Okay, maybe that's a bit dramatic. All I've done, like so many others, is make the decision to attempt to go back to school. It's a Master of Fine Arts in writing (fiction) I'm trying for, because--at least at this point in time--the MFA is still considered the terminal degree for creative writers who also want to be professors. I actually started the application process in late summer 2008, and then the life-changing happened that Fall (see the photo above). And the graduate school dream was put on indefinite hold while I navigated pregnancy and hormones and the wonders and stresses and waking dream that is new motherhood.

It's not the first time I've done this: I earned a MA in English in 2004, and I've been slaving away at various colleges and community/technical colleges since then, thoroughly enjoying my job but wanting to find something more permanent and, ahem... monetarily feasible. I know I'm not alone here; there are thousands of us--lowly adjuncts--teaching across the country, working for pittance and wondering why we got the advanced degree in the first place. (This could be a whole other blog, and it's been done, so I'm not going there.)

But I'm not one of those people. I earned my Master's degree in English for two reasons: to work towards a terminal degree (I thought at the time, a PhD), and to acquaint (and reacquaint) myself with the great writers, in order to become a better writer. I never regret school; I feel that education is a beauty "worthwhile in itself." But now that I'm starting the process all over again--and with a toddler, husband, and part-time job in tow--and though I know that it's the right and best thing for me, I wonder if I'm not a little nuts?

What am I thinking? I barely have time for myself now, and I have one child. One. My "free" time is not spent writing, but catching up on school work and bills and laundry and all the sundry and annoyingly wonderful things that come with being a wife and mother in the modern word. I poop out, exhausted, at about 10:30 every night. I'm nuts, I know it.

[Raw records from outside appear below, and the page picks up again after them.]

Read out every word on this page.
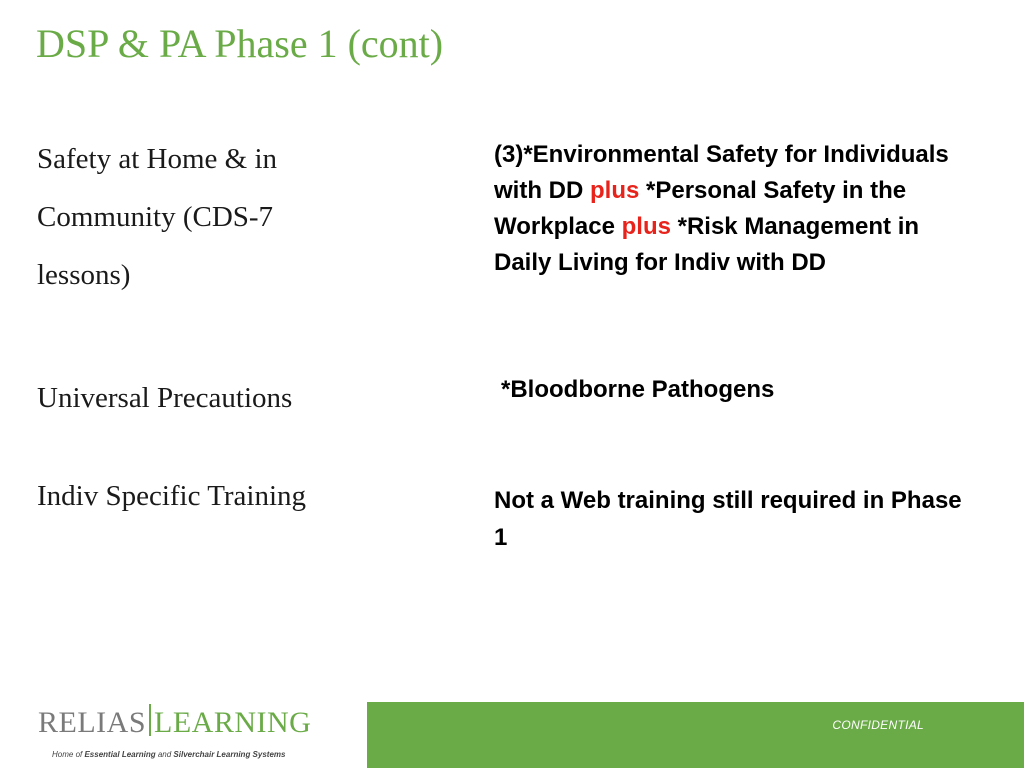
DSP & PA Phase 1 (cont)
Safety at Home & in
Community (CDS-7
lessons)
Universal Precautions
Indiv Specific Training
(3)*Environmental Safety for Individuals with DD plus *Personal Safety in the Workplace plus *Risk Management in Daily Living for Indiv with DD
*Bloodborne Pathogens
Not a Web training still required in Phase 1
RELIAS LEARNING
Home of Essential Learning and Silverchair Learning Systems
CONFIDENTIAL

The thing is, I know that I can do this. I can figure out how to earn (another) degree, be a good mama, a loving partner, a healthy person. I'd just like a magic potion. A pill, perhaps (are you listening, Phizer?). I'll make my best go of it. I just wish it were a wee bit--just a wee bit--easier.

Any advice, you writers-with-children? Students-with-children?

Disclaimer: This post was a result of one week of cancelled preschool due to snow, and three days (so far) of delayed preschool. A bomb filled with toys, magazines, stuffed animals and thermal coffee mugs (don't ask) has exploded in my house, and I just let my toddler wade through it at will. I rock.